Compression and Adaptation in Imaging

Wednesday, November 5, 2014

12:15 pm | Hudson Hall - Room 208

Presenter

Dr. Amit Ashok , Assistant Professor of Optical Sciences and Electrical & Computer Engineering

Natural scenes are inherently redundant/compressible due to multi-scale spatio-spectral correlation, which has been very successfully exploited in image compression (e.g. JPEG and JPEG2000). Traditional imaging system design however, ignores this prior information and as a result employs significant resources to acquire redundant information. Compressive sensing has been used in imaging to improve the measurement efficiency typically by employing some version of random projections. In this talk, I will discuss our recent work on an information-theoretic framework for compressive measurement design that exploits additional prior knowledge (e.g. structured sparsity) about natural scenes. Furthermore it incorporates various physical/engineering constraints such as fixed exposure time, measurement noise and quantization, rate-allocation that yields significant performance improvements relative to random projections. I will also discuss how adapting the measurement design to exploit information embedded in past measurements can lead to significant performance improvements. Lastly, I will talk about a scalable compressive imager prototype we have developed to test and validate novel measurement designs and the associate calibration challenge that can limit the performance gains achievable with compressive imaging.
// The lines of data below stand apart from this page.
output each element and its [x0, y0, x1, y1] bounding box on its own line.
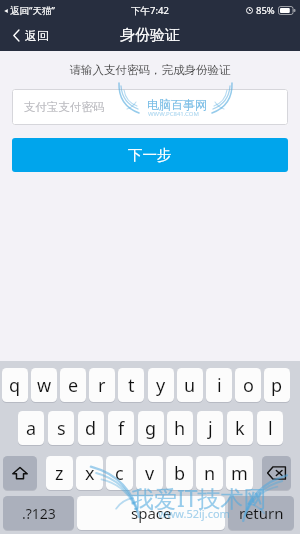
- button[interactable]: q: [2, 368, 28, 402]
- staticText: d: [85, 416, 97, 441]
- button[interactable]: h: [167, 411, 193, 445]
- staticText: q: [9, 373, 21, 398]
- staticText: k: [235, 416, 245, 441]
- staticText: c: [115, 461, 124, 486]
- button[interactable]: Shift: [3, 456, 37, 490]
- button[interactable]: .?123: [3, 496, 74, 530]
- button[interactable]: p: [264, 368, 290, 402]
- staticText: 身份验证: [120, 26, 180, 45]
- staticText: 85%: [256, 4, 275, 17]
- staticText: r: [98, 373, 106, 398]
- button[interactable]: a: [18, 411, 44, 445]
- button[interactable]: 返回“天猫”: [2, 4, 56, 17]
- button[interactable]: t: [118, 368, 144, 402]
- button[interactable]: c: [106, 456, 133, 490]
- staticText: 返回“天猫”: [10, 4, 55, 17]
- staticText: z: [55, 461, 64, 486]
- staticText: n: [204, 461, 216, 486]
- button[interactable]: x: [76, 456, 103, 490]
- button[interactable]: u: [177, 368, 203, 402]
- staticText: m: [231, 461, 248, 486]
- button[interactable]: y: [148, 368, 174, 402]
- button[interactable]: s: [48, 411, 74, 445]
- staticText: y: [156, 373, 166, 398]
- staticText: 请输入支付密码，完成身份验证: [0, 63, 300, 77]
- button[interactable]: 下一步: [12, 138, 288, 172]
- staticText: p: [271, 373, 283, 398]
- staticText: 下午7:42: [131, 4, 169, 17]
- button[interactable]: space: [77, 496, 225, 530]
- staticText: x: [85, 461, 95, 486]
- button[interactable]: e: [60, 368, 86, 402]
- other: Shift: [12, 466, 28, 481]
- button[interactable]: n: [196, 456, 223, 490]
- staticText: o: [243, 373, 254, 398]
- staticText: i: [217, 373, 222, 398]
- staticText: .?123: [22, 504, 56, 523]
- staticText: space: [131, 503, 172, 523]
- button[interactable]: return: [228, 496, 294, 530]
- button[interactable]: w: [31, 368, 57, 402]
- button[interactable]: m: [226, 456, 253, 490]
- button[interactable]: v: [136, 456, 163, 490]
- staticText: 下一步: [128, 146, 172, 164]
- button[interactable]: 返回: [0, 20, 59, 51]
- staticText: t: [128, 373, 135, 398]
- button[interactable]: l: [257, 411, 283, 445]
- button[interactable]: f: [108, 411, 134, 445]
- button[interactable]: z: [46, 456, 73, 490]
- staticText: 返回: [25, 28, 49, 43]
- staticText: WWW.PC841.COM: [148, 110, 199, 118]
- staticText: b: [174, 461, 186, 486]
- staticText: www.52ij.com: [158, 506, 230, 521]
- staticText: g: [145, 416, 157, 441]
- button[interactable]: r: [89, 368, 115, 402]
- button[interactable]: d: [78, 411, 104, 445]
- staticText: j: [208, 416, 213, 441]
- button[interactable]: g: [138, 411, 164, 445]
- button[interactable]: k: [227, 411, 253, 445]
- staticText: return: [239, 503, 284, 523]
- staticText: w: [37, 373, 52, 398]
- staticText: f: [118, 416, 125, 441]
- staticText: 我爱IT技术网: [131, 482, 267, 513]
- staticText: 电脑百事网: [147, 97, 207, 112]
- staticText: u: [184, 373, 196, 398]
- staticText: h: [174, 416, 186, 441]
- staticText: l: [268, 416, 273, 441]
- staticText: e: [68, 373, 79, 398]
- button[interactable]: b: [166, 456, 193, 490]
- button[interactable]: o: [235, 368, 261, 402]
- button[interactable]: i: [206, 368, 232, 402]
- button[interactable]: Delete: [262, 456, 291, 490]
- staticText: v: [145, 461, 155, 486]
- button[interactable]: 支付宝支付密码: [12, 89, 288, 125]
- staticText: s: [57, 416, 66, 441]
- button[interactable]: j: [197, 411, 223, 445]
- staticText: 支付宝支付密码: [24, 100, 105, 114]
- other: Delete: [267, 466, 286, 480]
- staticText: a: [26, 416, 37, 441]
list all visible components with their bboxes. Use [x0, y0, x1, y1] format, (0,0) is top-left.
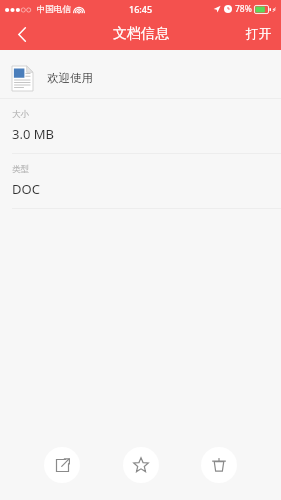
staticText: DOC: [12, 180, 40, 198]
button[interactable]: 返回: [0, 18, 44, 50]
staticText: ⚡: [272, 6, 277, 13]
staticText: 类型: [12, 164, 29, 175]
button[interactable]: 类型: [0, 154, 281, 208]
button[interactable]: 打开: [236, 18, 281, 50]
staticText: 大小: [12, 109, 29, 120]
button[interactable]: 分享: [44, 447, 80, 483]
button[interactable]: 大小: [0, 99, 281, 153]
staticText: 中国电信: [37, 4, 71, 15]
staticText: 欢迎使用: [47, 71, 93, 85]
staticText: 16:45: [129, 3, 153, 15]
staticText: 3.0 MB: [12, 125, 54, 143]
staticText: 打开: [246, 26, 271, 42]
button[interactable]: 欢迎使用: [0, 58, 281, 98]
button[interactable]: 删除: [201, 447, 237, 483]
staticText: 78%: [235, 3, 252, 15]
button[interactable]: 收藏: [123, 447, 159, 483]
staticText: 文档信息: [113, 25, 169, 43]
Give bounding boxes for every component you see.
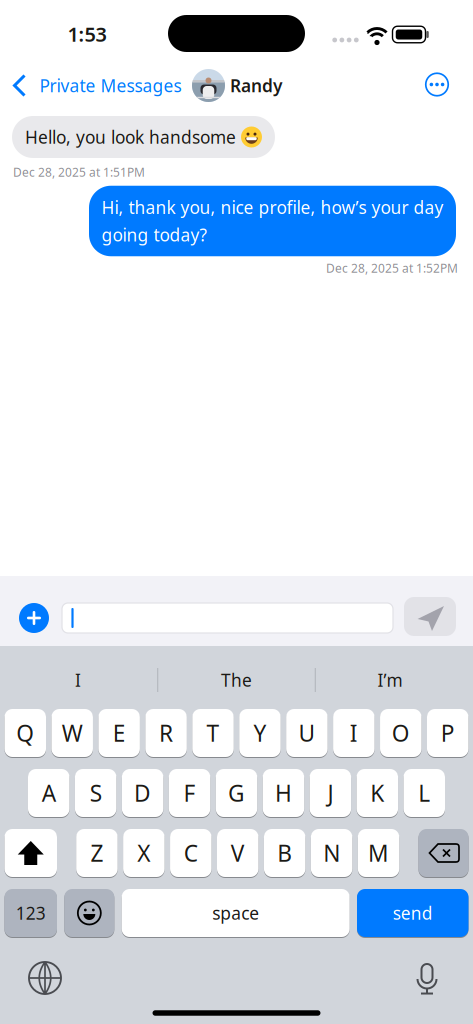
staticText: send bbox=[393, 902, 433, 924]
staticText: N bbox=[323, 838, 340, 868]
staticText: A bbox=[42, 778, 56, 808]
staticText: space bbox=[212, 902, 259, 924]
staticText: T bbox=[206, 718, 220, 748]
staticText: 1:53 bbox=[68, 21, 106, 47]
staticText: I bbox=[350, 718, 358, 748]
staticText: W bbox=[62, 718, 83, 748]
staticText: C bbox=[184, 838, 198, 868]
staticText: Y bbox=[254, 718, 266, 748]
staticText: U bbox=[298, 718, 315, 748]
staticText: P bbox=[441, 718, 455, 748]
staticText: Hi, thank you, nice profile, how’s your … bbox=[102, 196, 444, 219]
staticText: R bbox=[159, 718, 173, 748]
staticText: The bbox=[221, 668, 252, 692]
staticText: I’m bbox=[378, 668, 402, 692]
staticText: F bbox=[184, 778, 196, 808]
staticText: D bbox=[134, 778, 151, 808]
staticText: J bbox=[327, 778, 333, 808]
staticText: Q bbox=[16, 718, 34, 748]
staticText: K bbox=[370, 778, 384, 808]
staticText: V bbox=[231, 838, 245, 868]
staticText: Randy bbox=[230, 74, 282, 97]
staticText: Z bbox=[90, 838, 103, 868]
staticText: E bbox=[113, 718, 126, 748]
staticText: 123 bbox=[16, 902, 46, 924]
staticText: Dec 28, 2025 at 1:52PM bbox=[326, 260, 458, 276]
staticText: X bbox=[137, 838, 150, 868]
staticText: M bbox=[368, 838, 389, 868]
staticText: O bbox=[392, 718, 410, 748]
staticText: Hello, you look handsome bbox=[25, 126, 236, 148]
staticText: Private Messages bbox=[40, 74, 182, 97]
staticText: Dec 28, 2025 at 1:51PM bbox=[13, 164, 145, 180]
staticText: going today? bbox=[102, 223, 208, 246]
staticText: S bbox=[90, 778, 102, 808]
staticText: B bbox=[277, 838, 292, 868]
staticText: I bbox=[75, 668, 81, 692]
staticText: L bbox=[418, 778, 430, 808]
staticText: H bbox=[275, 778, 292, 808]
staticText: G bbox=[228, 778, 245, 808]
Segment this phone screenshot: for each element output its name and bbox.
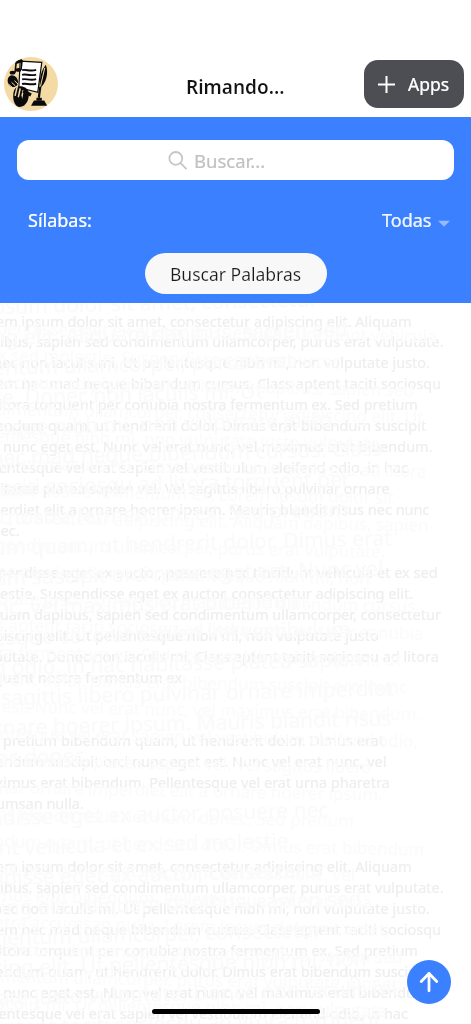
- button[interactable]: Buscar...: [17, 140, 454, 180]
- button[interactable]: Scroll to top: [407, 960, 451, 1004]
- button[interactable]: Buscar Palabras: [145, 253, 327, 294]
- staticText: Apps: [408, 72, 450, 96]
- button[interactable]: Todas: [382, 208, 450, 232]
- staticText: Lorem ipsum dolor sit amet, consectetur …: [0, 282, 413, 1024]
- button[interactable]: Apps: [364, 60, 464, 108]
- staticText: Buscar Palabras: [170, 262, 302, 286]
- staticText: Suspendisse eget ex auctor, posuere nec …: [0, 316, 440, 1024]
- staticText: Lorem ipsum dolor sit amet, consectetur …: [0, 311, 445, 1024]
- staticText: Rimando...: [186, 74, 285, 100]
- staticText: Sílabas:: [28, 208, 92, 232]
- staticText: Todas: [382, 208, 432, 232]
- button[interactable]: Profile: [4, 57, 58, 111]
- staticText: Buscar...: [194, 148, 266, 173]
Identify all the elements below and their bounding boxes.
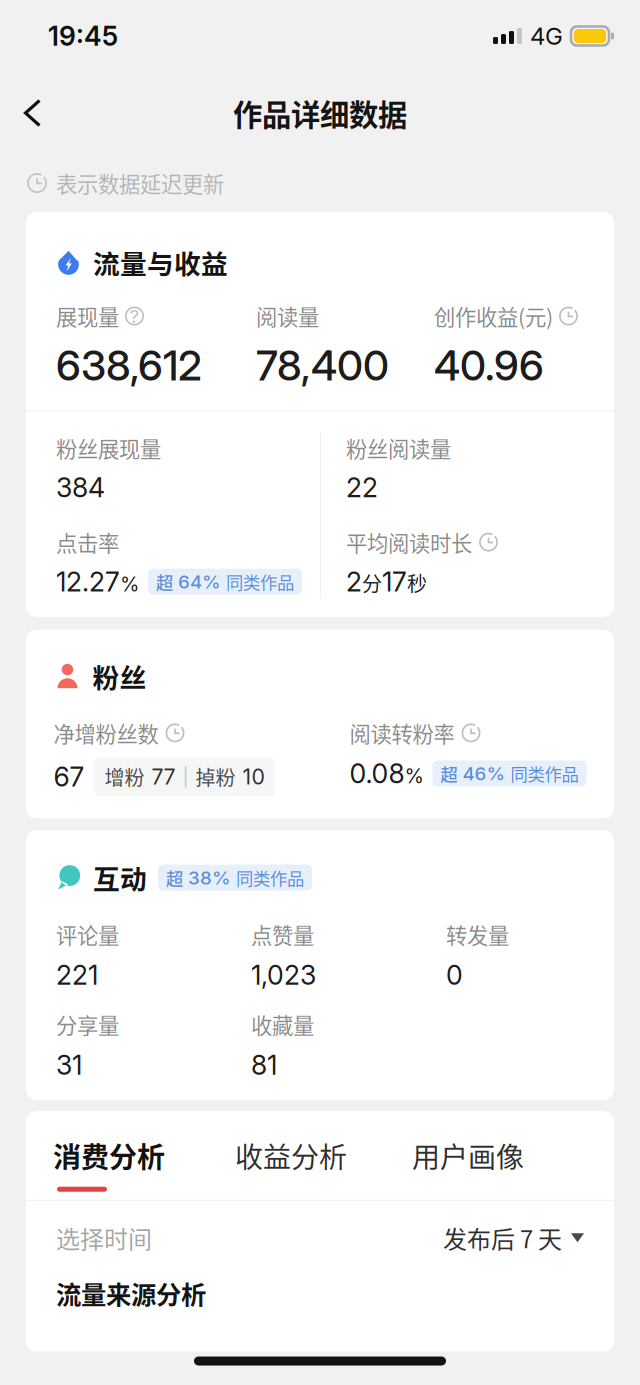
staticText: 展现量 — [56, 301, 119, 332]
staticText: 粉丝 — [92, 657, 146, 695]
staticText: 64% — [178, 570, 221, 593]
staticText: 67 — [54, 761, 84, 793]
staticText: 81 — [251, 1049, 277, 1081]
staticText: 流量来源分析 — [56, 1275, 206, 1312]
staticText: 阅读量 — [256, 301, 319, 332]
staticText: 消费分析 — [53, 1135, 165, 1176]
button[interactable]: 用户画像 — [412, 1135, 532, 1192]
staticText: 收益分析 — [235, 1135, 347, 1176]
staticText: 0 — [446, 959, 463, 991]
staticText: 收藏量 — [251, 1009, 314, 1040]
staticText: 78,400 — [256, 340, 389, 390]
staticText: 0.08 — [350, 757, 404, 790]
staticText: 同类作品 — [226, 569, 294, 594]
button[interactable]: 发布后 7 天 — [443, 1220, 584, 1255]
staticText: 1,023 — [251, 959, 316, 991]
staticText: 用户画像 — [412, 1135, 524, 1176]
staticText: % — [120, 572, 139, 596]
staticText: 超 — [156, 569, 173, 594]
staticText: 10 — [242, 764, 264, 790]
button[interactable]: 收益分析 — [235, 1135, 412, 1192]
staticText: 超 — [440, 761, 458, 786]
button[interactable]: Back — [0, 81, 60, 145]
staticText: 点击率 — [56, 527, 119, 558]
staticText: 选择时间 — [56, 1220, 152, 1255]
staticText: 384 — [56, 471, 105, 504]
staticText: 38% — [188, 866, 231, 889]
staticText: 2 — [346, 566, 362, 598]
staticText: 粉丝展现量 — [56, 432, 161, 463]
staticText: 流量与收益 — [93, 243, 228, 282]
staticText: 22 — [346, 471, 378, 504]
staticText: 作品详细数据 — [233, 92, 407, 134]
staticText: 创作收益(元) — [434, 301, 553, 332]
staticText: 同类作品 — [236, 865, 304, 890]
staticText: 12.27 — [56, 566, 120, 598]
staticText: 19:45 — [48, 20, 118, 52]
staticText: 40.96 — [434, 340, 544, 390]
staticText: 46% — [462, 762, 506, 785]
staticText: 平均阅读时长 — [346, 527, 472, 558]
staticText: 增粉 — [104, 762, 144, 791]
staticText: ? — [130, 305, 140, 327]
staticText: 阅读转粉率 — [350, 717, 454, 748]
staticText: % — [404, 764, 424, 788]
staticText: 分享量 — [56, 1009, 119, 1040]
button[interactable]: 消费分析 — [53, 1135, 235, 1192]
staticText: 评论量 — [56, 919, 119, 950]
staticText: 转发量 — [446, 919, 509, 950]
staticText: 221 — [56, 959, 98, 991]
staticText: 31 — [56, 1049, 82, 1081]
staticText: 分 — [362, 568, 382, 597]
staticText: 4G — [530, 22, 563, 50]
staticText: 点赞量 — [251, 919, 314, 950]
staticText: 粉丝阅读量 — [346, 432, 451, 463]
staticText: 17 — [382, 566, 407, 598]
staticText: 净增粉丝数 — [54, 717, 158, 748]
staticText: 秒 — [407, 568, 427, 597]
staticText: 638,612 — [56, 340, 202, 390]
staticText: 发布后 7 天 — [443, 1220, 562, 1255]
staticText: 77 — [152, 764, 176, 790]
staticText: 表示数据延迟更新 — [56, 168, 224, 198]
staticText: 互动 — [93, 858, 147, 897]
staticText: 超 — [166, 865, 183, 890]
staticText: 同类作品 — [510, 761, 578, 786]
staticText: 掉粉 — [196, 762, 236, 791]
staticText: | — [182, 766, 188, 788]
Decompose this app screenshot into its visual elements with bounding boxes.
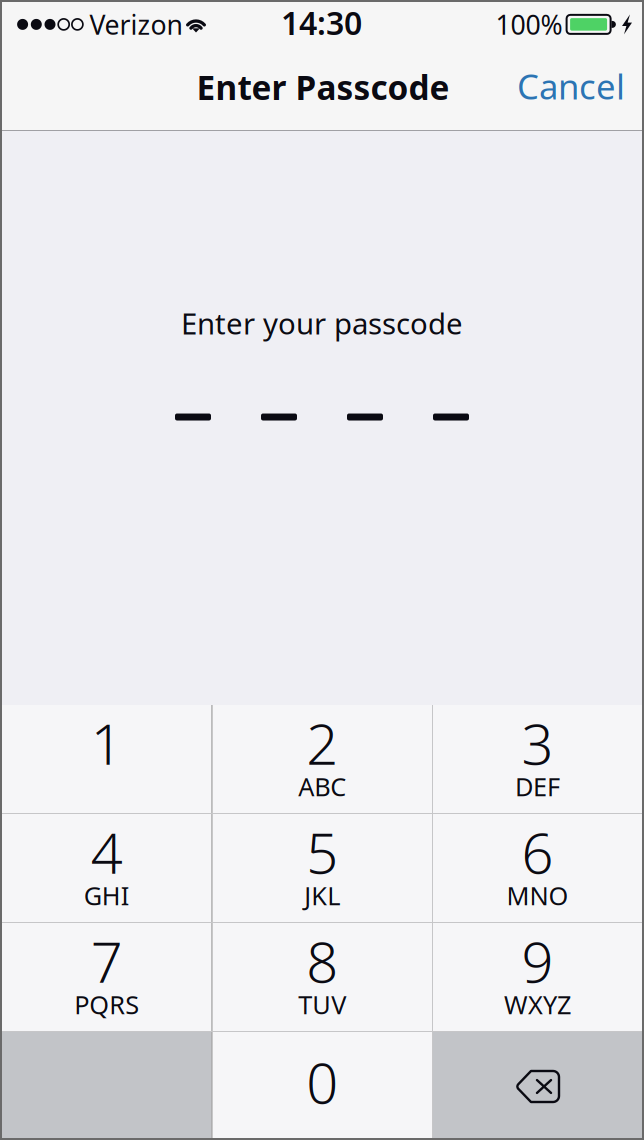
staticText: WXYZ <box>504 988 571 1021</box>
button[interactable]: 7 <box>2 923 212 1031</box>
staticText: 100% <box>496 7 562 42</box>
staticText: GHI <box>84 879 130 912</box>
staticText: 14:30 <box>281 1 362 44</box>
staticText: 9 <box>522 924 554 998</box>
staticText: Enter Passcode <box>196 65 450 109</box>
button[interactable]: 2 <box>212 705 432 813</box>
staticText: JKL <box>304 879 340 912</box>
button[interactable]: 8 <box>212 923 432 1031</box>
staticText: TUV <box>298 988 346 1021</box>
button[interactable]: Delete <box>433 1032 642 1138</box>
staticText: 8 <box>306 924 338 998</box>
staticText: 6 <box>522 815 554 889</box>
button[interactable]: Cancel <box>495 55 642 117</box>
staticText: MNO <box>506 879 568 912</box>
staticText: Cancel <box>517 63 625 109</box>
button[interactable]: 6 <box>433 814 642 922</box>
staticText: Verizon <box>90 7 182 42</box>
staticText: Enter your passcode <box>181 304 463 342</box>
button[interactable]: 1 <box>2 705 212 813</box>
button[interactable]: 3 <box>433 705 642 813</box>
staticText: 5 <box>306 815 338 889</box>
button[interactable]: 5 <box>212 814 432 922</box>
staticText: DEF <box>515 770 560 803</box>
staticText: 0 <box>306 1045 338 1119</box>
staticText: 3 <box>522 706 554 780</box>
staticText: 2 <box>306 706 338 780</box>
staticText: ABC <box>298 770 346 803</box>
button[interactable]: 9 <box>433 923 642 1031</box>
staticText: 7 <box>91 924 123 998</box>
button[interactable]: 0 <box>212 1032 432 1138</box>
button[interactable]: 4 <box>2 814 212 922</box>
staticText: 1 <box>91 706 123 780</box>
staticText: PQRS <box>74 988 139 1021</box>
staticText: 4 <box>91 815 123 889</box>
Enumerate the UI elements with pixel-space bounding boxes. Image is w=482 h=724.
Amit Ashok an Assistant Professor in the College of Optical Sciences and the Department of Electrical and Computer Engineering (ECE) at the University of Arizona and leads the Intelligent Imaging and Sensing Lab (I2SL). He received his PhD and M.S. degrees in ECE from University of Arizona and University of Cape Town in 2008 and 2001 respectively. His research experience spans both industry and academia and his research interests include computational imaging and sensing, physical optics, Bayesian inference, statistical learning theory and information theory. He has made key contributions in task-based joint-design framework for computational imaging and information-theoretic system performance measures such as the task-specific information. With his multi-disciplinary contributions he has been invited to speak at various OSA, IEEE, SIAM and SPIE conferences.